Robinson comments, “Knowing full well that He had exercised the prerogative of God in forgiving the man’s sins, He proceeds to justify His claim by healing the man.” The proof is in the pudding. Having set up His teaching point, Jesus brings the lesson home. Vv10b-12, “He said to the paralytic, "I tell you, get up, take your mat and go home." He got up, took his mat and walked out in full view of them all. This amazed everyone and they praised God, saying, "We have never seen anything like this!"”
    Note the close parallel between word and work in vv11-12: “Get up, take your mat, and go home” // “He got up, took his mat, and walked out in full view of them all.” Jesus speaks - it happens. Perhaps an echo of the Lord Yahweh, God of being, who merely spoke the universe into existence. This wonderful sign leaves people amazed.

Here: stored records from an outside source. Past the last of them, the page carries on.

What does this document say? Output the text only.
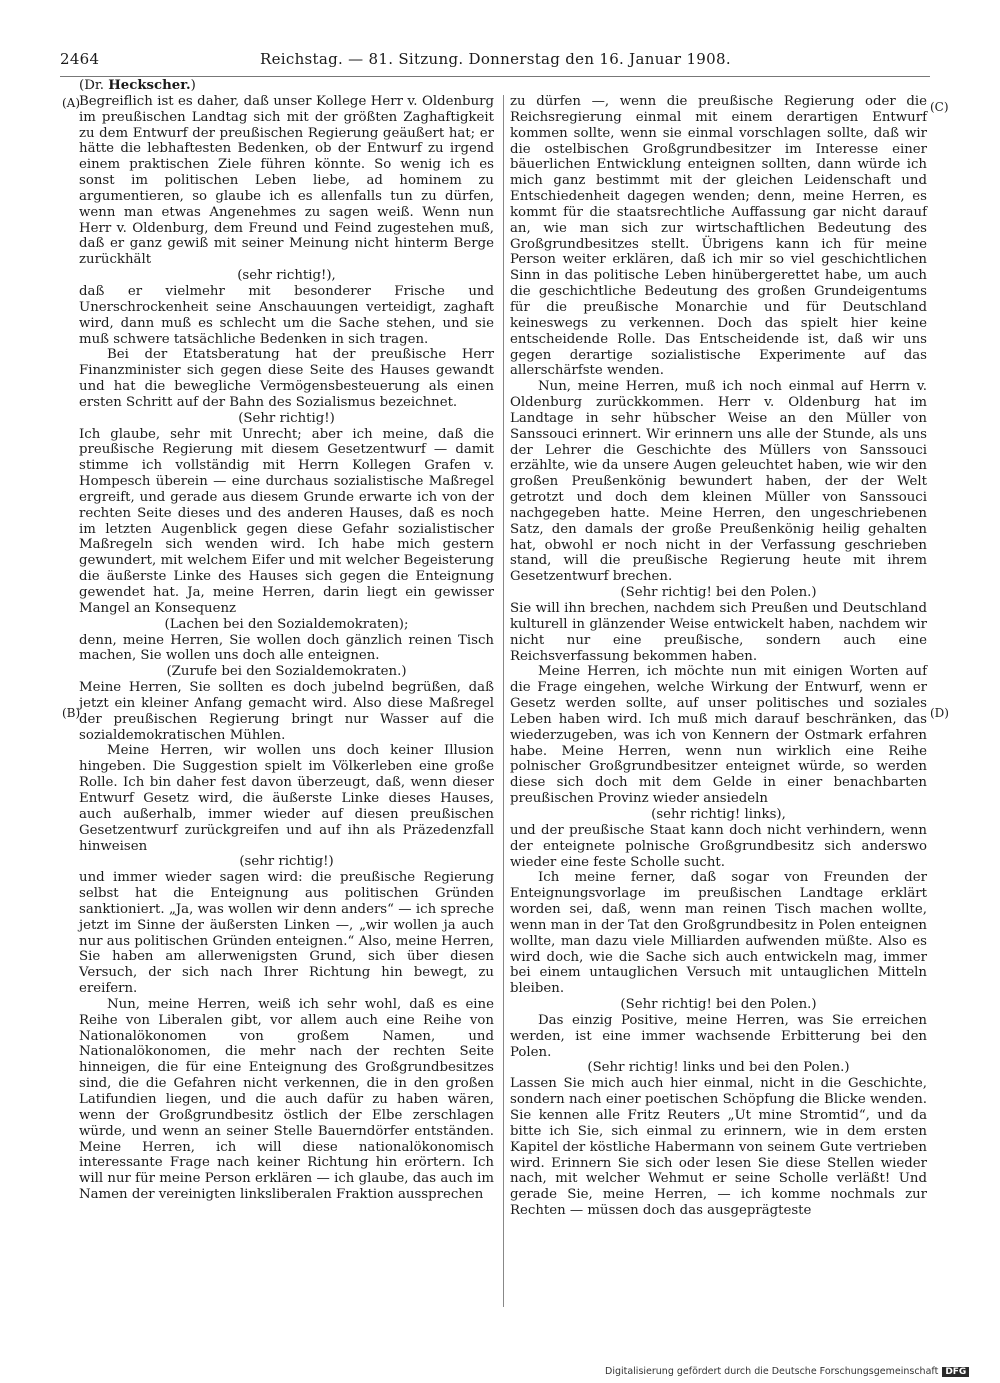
2464	Reichstag. — 81. Sitzung. Donnerstag den 16. Januar 1908.
(A)
(B)
(C)
(D)

(Dr. Heckscher.)

Begreiflich ist es daher, daß unser Kollege Herr v. Oldenburg im preußischen Landtag sich mit der größten Zaghaftigkeit zu dem Entwurf der preußischen Regierung geäußert hat; er hätte die lebhaftesten Bedenken, ob der Entwurf zu irgend einem praktischen Ziele führen könnte. So wenig ich es sonst im politischen Leben liebe, ad hominem zu argumentieren, so glaube ich es allenfalls tun zu dürfen, wenn man etwas Angenehmes zu sagen weiß. Wenn nun Herr v. Oldenburg, dem Freund und Feind zugestehen muß, daß er ganz gewiß mit seiner Meinung nicht hinterm Berge zurückhält

(sehr richtig!),

daß er vielmehr mit besonderer Frische und Unerschrockenheit seine Anschauungen verteidigt, zaghaft wird, dann muß es schlecht um die Sache stehen, und sie muß schwere tatsächliche Bedenken in sich tragen.

Bei der Etatsberatung hat der preußische Herr Finanzminister sich gegen diese Seite des Hauses gewandt und hat die bewegliche Vermögensbesteuerung als einen ersten Schritt auf der Bahn des Sozialismus bezeichnet.

(Sehr richtig!)

Ich glaube, sehr mit Unrecht; aber ich meine, daß die preußische Regierung mit diesem Gesetzentwurf — damit stimme ich vollständig mit Herrn Kollegen Grafen v. Hompesch überein — eine durchaus sozialistische Maßregel ergreift, und gerade aus diesem Grunde erwarte ich von der rechten Seite dieses und des anderen Hauses, daß es noch im letzten Augenblick gegen diese Gefahr sozialistischer Maßregeln sich wenden wird. Ich habe mich gestern gewundert, mit welchem Eifer und mit welcher Begeisterung die äußerste Linke des Hauses sich gegen die Enteignung gewendet hat. Ja, meine Herren, darin liegt ein gewisser Mangel an Konsequenz

(Lachen bei den Sozialdemokraten);

denn, meine Herren, Sie wollen doch gänzlich reinen Tisch machen, Sie wollen uns doch alle enteignen.

(Zurufe bei den Sozialdemokraten.)

Meine Herren, Sie sollten es doch jubelnd begrüßen, daß jetzt ein kleiner Anfang gemacht wird. Also diese Maßregel der preußischen Regierung bringt nur Wasser auf die sozialdemokratischen Mühlen.

Meine Herren, wir wollen uns doch keiner Illusion hingeben. Die Suggestion spielt im Völkerleben eine große Rolle. Ich bin daher fest davon überzeugt, daß, wenn dieser Entwurf Gesetz wird, die äußerste Linke dieses Hauses, auch außerhalb, immer wieder auf diesen preußischen Gesetzentwurf zurückgreifen und auf ihn als Präzedenzfall hinweisen

(sehr richtig!)

und immer wieder sagen wird: die preußische Regierung selbst hat die Enteignung aus politischen Gründen sanktioniert. „Ja, was wollen wir denn anders“ — ich spreche jetzt im Sinne der äußersten Linken —, „wir wollen ja auch nur aus politischen Gründen enteignen.“ Also, meine Herren, Sie haben am allerwenigsten Grund, sich über diesen Versuch, der sich nach Ihrer Richtung hin bewegt, zu ereifern.

Nun, meine Herren, weiß ich sehr wohl, daß es eine Reihe von Liberalen gibt, vor allem auch eine Reihe von Nationalökonomen von großem Namen, und Nationalökonomen, die mehr nach der rechten Seite hinneigen, die für eine Enteignung des Großgrundbesitzes sind, die die Gefahren nicht verkennen, die in den großen Latifundien liegen, und die auch dafür zu haben wären, wenn der Großgrundbesitz östlich der Elbe zerschlagen würde, und wenn an seiner Stelle Bauerndörfer entständen. Meine Herren, ich will diese nationalökonomisch interessante Frage nach keiner Richtung hin erörtern. Ich will nur für meine Person erklären — ich glaube, das auch im Namen der vereinigten linksliberalen Fraktion aussprechen

zu dürfen —, wenn die preußische Regierung oder die Reichsregierung einmal mit einem derartigen Entwurf kommen sollte, wenn sie einmal vorschlagen sollte, daß wir die ostelbischen Großgrundbesitzer im Interesse einer bäuerlichen Entwicklung enteignen sollten, dann würde ich mich ganz bestimmt mit der gleichen Leidenschaft und Entschiedenheit dagegen wenden; denn, meine Herren, es kommt für die staatsrechtliche Auffassung gar nicht darauf an, wie man sich zur wirtschaftlichen Bedeutung des Großgrundbesitzes stellt. Übrigens kann ich für meine Person weiter erklären, daß ich mir so viel geschichtlichen Sinn in das politische Leben hinübergerettet habe, um auch die geschichtliche Bedeutung des großen Grundeigentums für die preußische Monarchie und für Deutschland keineswegs zu verkennen. Doch das spielt hier keine entscheidende Rolle. Das Entscheidende ist, daß wir uns gegen derartige sozialistische Experimente auf das allerschärfste wenden.

Nun, meine Herren, muß ich noch einmal auf Herrn v. Oldenburg zurückkommen. Herr v. Oldenburg hat im Landtage in sehr hübscher Weise an den Müller von Sanssouci erinnert. Wir erinnern uns alle der Stunde, als uns der Lehrer die Geschichte des Müllers von Sanssouci erzählte, wie da unsere Augen geleuchtet haben, wie wir den großen Preußenkönig bewundert haben, der der Welt getrotzt und doch dem kleinen Müller von Sanssouci nachgegeben hatte. Meine Herren, den ungeschriebenen Satz, den damals der große Preußenkönig heilig gehalten hat, obwohl er noch nicht in der Verfassung geschrieben stand, will die preußische Regierung heute mit ihrem Gesetzentwurf brechen.

(Sehr richtig! bei den Polen.)

Sie will ihn brechen, nachdem sich Preußen und Deutschland kulturell in glänzender Weise entwickelt haben, nachdem wir nicht nur eine preußische, sondern auch eine Reichsverfassung bekommen haben.

Meine Herren, ich möchte nun mit einigen Worten auf die Frage eingehen, welche Wirkung der Entwurf, wenn er Gesetz werden sollte, auf unser politisches und soziales Leben haben wird. Ich muß mich darauf beschränken, das wiederzugeben, was ich von Kennern der Ostmark erfahren habe. Meine Herren, wenn nun wirklich eine Reihe polnischer Großgrundbesitzer enteignet würde, so werden diese sich doch mit dem Gelde in einer benachbarten preußischen Provinz wieder ansiedeln

(sehr richtig! links),

und der preußische Staat kann doch nicht verhindern, wenn der enteignete polnische Großgrundbesitz sich anderswo wieder eine feste Scholle sucht.

Ich meine ferner, daß sogar von Freunden der Enteignungsvorlage im preußischen Landtage erklärt worden sei, daß, wenn man reinen Tisch machen wollte, wenn man in der Tat den Großgrundbesitz in Polen enteignen wollte, man dazu viele Milliarden aufwenden müßte. Also es wird doch, wie die Sache sich auch entwickeln mag, immer bei einem untauglichen Versuch mit untauglichen Mitteln bleiben.

(Sehr richtig! bei den Polen.)

Das einzig Positive, meine Herren, was Sie erreichen werden, ist eine immer wachsende Erbitterung bei den Polen.

(Sehr richtig! links und bei den Polen.)

Lassen Sie mich auch hier einmal, nicht in die Geschichte, sondern nach einer poetischen Schöpfung die Blicke wenden. Sie kennen alle Fritz Reuters „Ut mine Stromtid“, und da bitte ich Sie, sich einmal zu erinnern, wie in dem ersten Kapitel der köstliche Habermann von seinem Gute vertrieben wird. Erinnern Sie sich oder lesen Sie diese Stellen wieder nach, mit welcher Wehmut er seine Scholle verläßt! Und gerade Sie, meine Herren, — ich komme nochmals zur Rechten — müssen doch das ausgeprägteste

Digitalisierung gefördert durch die Deutsche Forschungsgemeinschaft DFG
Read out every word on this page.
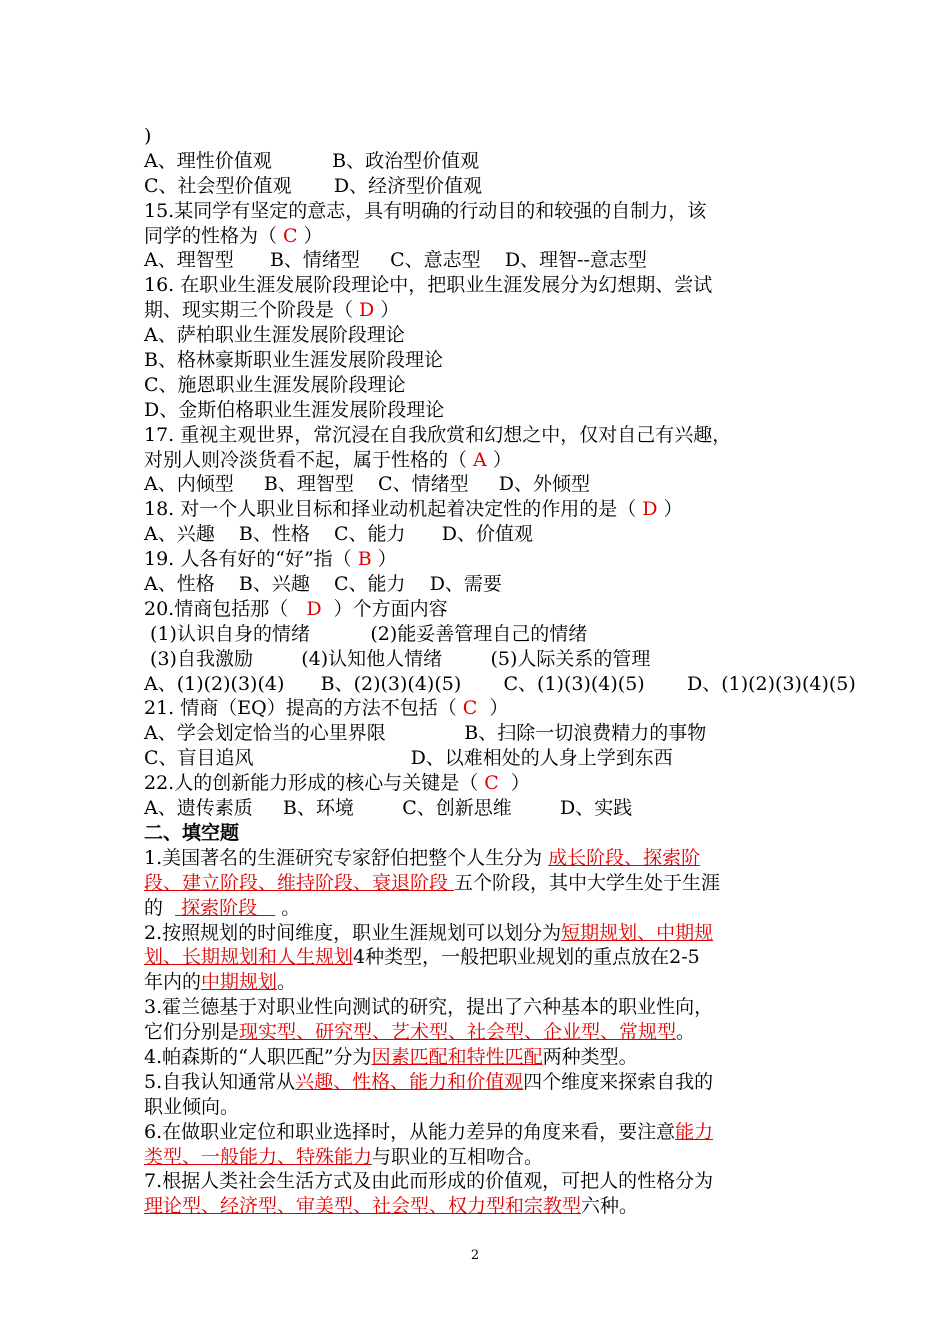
)
A、理性价值观          B、政治型价值观
C、社会型价值观       D、经济型价值观
15.某同学有坚定的意志，具有明确的行动目的和较强的自制力，该
同学的性格为（ C ）
A、理智型      B、情绪型     C、意志型    D、理智--意志型
16. 在职业生涯发展阶段理论中，把职业生涯发展分为幻想期、尝试
期、现实期三个阶段是（ D ）
A、萨柏职业生涯发展阶段理论
B、格林豪斯职业生涯发展阶段理论
C、施恩职业生涯发展阶段理论
D、金斯伯格职业生涯发展阶段理论
17. 重视主观世界，常沉浸在自我欣赏和幻想之中，仅对自己有兴趣，
对别人则冷淡货看不起，属于性格的（ A ）
A、内倾型     B、理智型    C、情绪型     D、外倾型
18. 对一个人职业目标和择业动机起着决定性的作用的是（ D ）
A、兴趣    B、性格    C、能力      D、价值观
19. 人各有好的“好”指（ B ）
A、性格    B、兴趣    C、能力    D、需要
20.情商包括那（   D  ）个方面内容
(1)认识自身的情绪          (2)能妥善管理自己的情绪
(3)自我激励        (4)认知他人情绪        (5)人际关系的管理
A、(1)(2)(3)(4)      B、(2)(3)(4)(5)       C、(1)(3)(4)(5)       D、(1)(2)(3)(4)(5)
21. 情商（EQ）提高的方法不包括（ C  ）
A、学会划定恰当的心里界限             B、扫除一切浪费精力的事物
C、盲目追风                          D、以难相处的人身上学到东西
22.人的创新能力形成的核心与关键是（ C  ）
A、遗传素质     B、环境        C、创新思维        D、实践
二、填空题
1.美国著名的生涯研究专家舒伯把整个人生分为 成长阶段、探索阶
段、建立阶段、维持阶段、衰退阶段 五个阶段，其中大学生处于生涯
的   探索阶段    。
2.按照规划的时间维度，职业生涯规划可以划分为短期规划、中期规
划、长期规划和人生规划4种类型，一般把职业规划的重点放在2-5
年内的中期规划。
3.霍兰德基于对职业性向测试的研究，提出了六种基本的职业性向，
它们分别是现实型、研究型、艺术型、社会型、企业型、常规型。
4.帕森斯的“人职匹配”分为因素匹配和特性匹配两种类型。
5.自我认知通常从兴趣、性格、能力和价值观四个维度来探索自我的
职业倾向。
6.在做职业定位和职业选择时，从能力差异的角度来看，要注意能力
类型、一般能力、特殊能力与职业的互相吻合。
7.根据人类社会生活方式及由此而形成的价值观，可把人的性格分为
理论型、经济型、审美型、社会型、权力型和宗教型六种。
2
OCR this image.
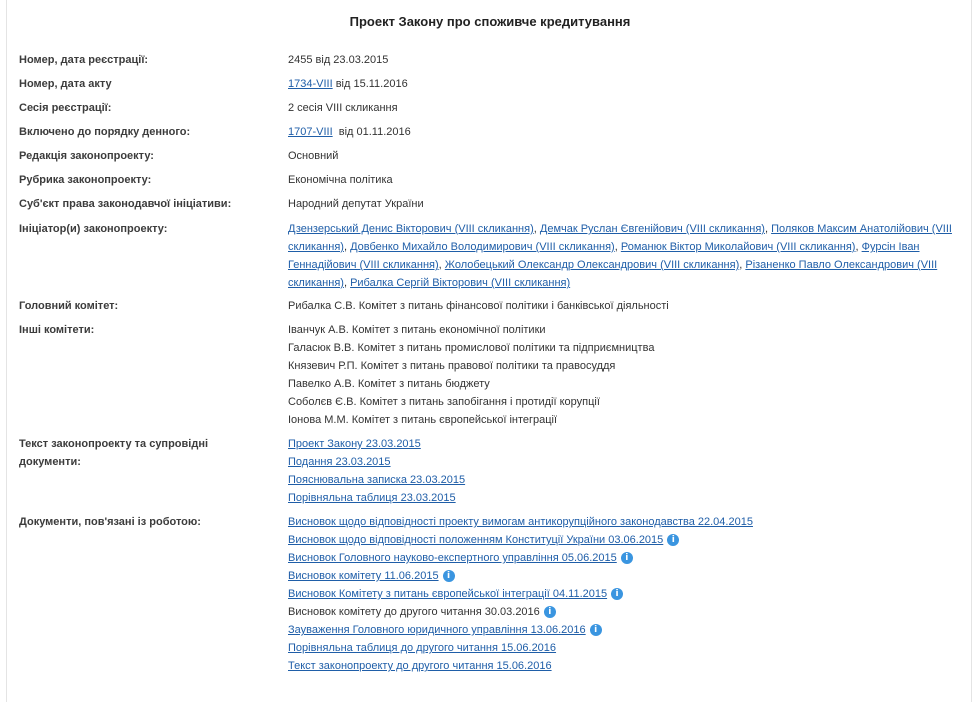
Проект Закону про споживче кредитування
Номер, дата реєстрації:	2455 від 23.03.2015
Номер, дата акту	1734-VIII від 15.11.2016
Сесія реєстрації:	2 сесія VIII скликання
Включено до порядку денного:	1707-VIII  від 01.11.2016
Редакція законопроекту:	Основний
Рубрика законопроекту:	Економічна політика
Суб'єкт права законодавчої ініціативи:	Народний депутат України
Ініціатор(и) законопроекту:	Дзензерський Денис Вікторович (VIII скликання), Демчак Руслан Євгенійович (VIII скликання), Поляков Максим Анатолійович (VIII скликання), Довбенко Михайло Володимирович (VIII скликання), Романюк Віктор Миколайович (VIII скликання), Фурсін Іван Геннадійович (VIII скликання), Жолобецький Олександр Олександрович (VIII скликання), Різаненко Павло Олександрович (VIII скликання), Рибалка Сергій Вікторович (VIII скликання)
Головний комітет:	Рибалка С.В. Комітет з питань фінансової політики і банківської діяльності
Інші комітети:	Іванчук А.В. Комітет з питань економічної політики
Галасюк В.В. Комітет з питань промислової політики та підприємництва
Князевич Р.П. Комітет з питань правової політики та правосуддя
Павелко А.В. Комітет з питань бюджету
Соболєв Є.В. Комітет з питань запобігання і протидії корупції
Іонова М.М. Комітет з питань європейської інтеграції
Текст законопроекту та супровідні
документи:
Проект Закону 23.03.2015
Подання 23.03.2015
Пояснювальна записка 23.03.2015
Порівняльна таблиця 23.03.2015
Документи, пов'язані із роботою:	Висновок щодо відповідності проекту вимогам антикорупційного законодавства 22.04.2015
Висновок щодо відповідності положенням Конституції України 03.06.2015 i
Висновок Головного науково-експертного управління 05.06.2015 i
Висновок комітету 11.06.2015 i
Висновок Комітету з питань європейської інтеграції 04.11.2015 i
Висновок комітету до другого читання 30.03.2016 i
Зауваження Головного юридичного управління 13.06.2016 i
Порівняльна таблиця до другого читання 15.06.2016
Текст законопроекту до другого читання 15.06.2016
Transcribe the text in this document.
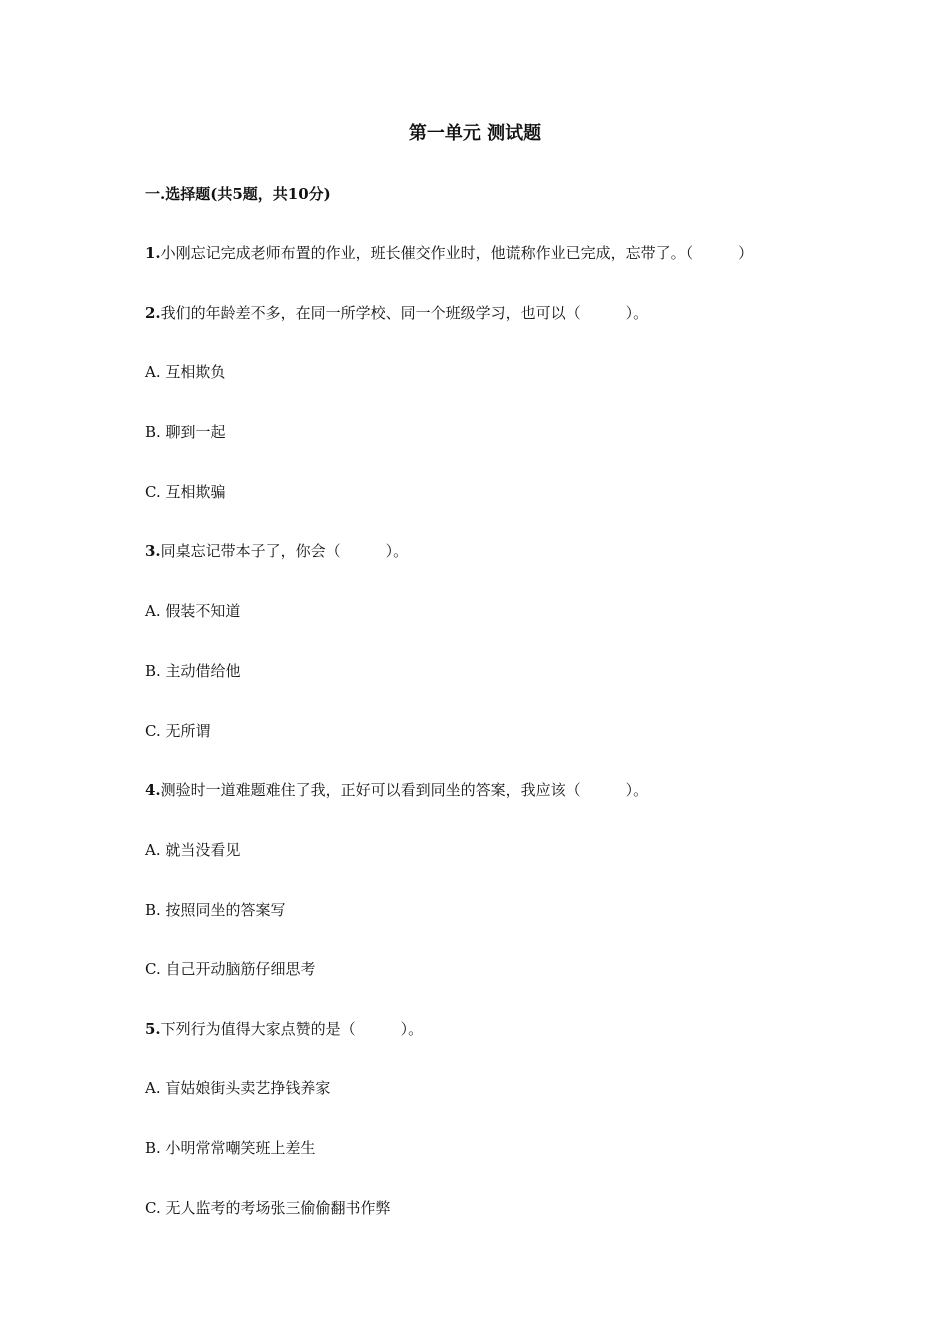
第一单元 测试题
一.选择题(共5题，共10分)
1.小刚忘记完成老师布置的作业，班长催交作业时，他谎称作业已完成，忘带了。（　　　）
2.我们的年龄差不多，在同一所学校、同一个班级学习，也可以（　　　）。
A. 互相欺负
B. 聊到一起
C. 互相欺骗
3.同桌忘记带本子了，你会（　　　）。
A. 假装不知道
B. 主动借给他
C. 无所谓
4.测验时一道难题难住了我，正好可以看到同坐的答案，我应该（　　　）。
A. 就当没看见
B. 按照同坐的答案写
C. 自己开动脑筋仔细思考
5.下列行为值得大家点赞的是（　　　）。
A. 盲姑娘街头卖艺挣钱养家
B. 小明常常嘲笑班上差生
C. 无人监考的考场张三偷偷翻书作弊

    So Jesus proves undebatably to His critics that, as He puts it, “the Son of Man has authority on earth to forgive sins.” By the way I like the subtle way his referring to Himself in the third person (‘the Son of Man’) is both humble AND dodges a charge of having made a direct first-person claim to deity. It’s ‘a claim to be the Messiah in terms that could not be easily attacked.’
    The Good News is that supreme authority rests in One who calls Himself “the Son of Man” – such a humble way for the unique incarnate God-Man to refer to Himself. His power is harnessed to benefit you. Though He had the power to heal and restore the paralyzed to full functionality, your Redeemer submitted His greatness to your most desperate need - the forgiveness of your sins. So He went to the cross to pay your penalty. He doesn’t abuse His authority: He uses it to strengthen you.

ADJUSTING TO A HIGHER AUTHORITY

The captain on the bridge of a large naval vessel saw a light ahead on a collision course. He signaled, “Alter your course ten degrees south.” The reply came back, “Alter your course ten degrees north.”
    The captain then signaled, “Alter your course ten degrees south. I am a captain.” The reply: “Alter your course 10 degrees north. I am a seaman third-class.”
    The furious captain signaled, “Alter your course ten degrees south. I am a battleship.” The reply: “Alter your course ten degrees north. I am a lighthouse.”
    Are we prepared to adjust OUR course to a higher authority? Let’s pray.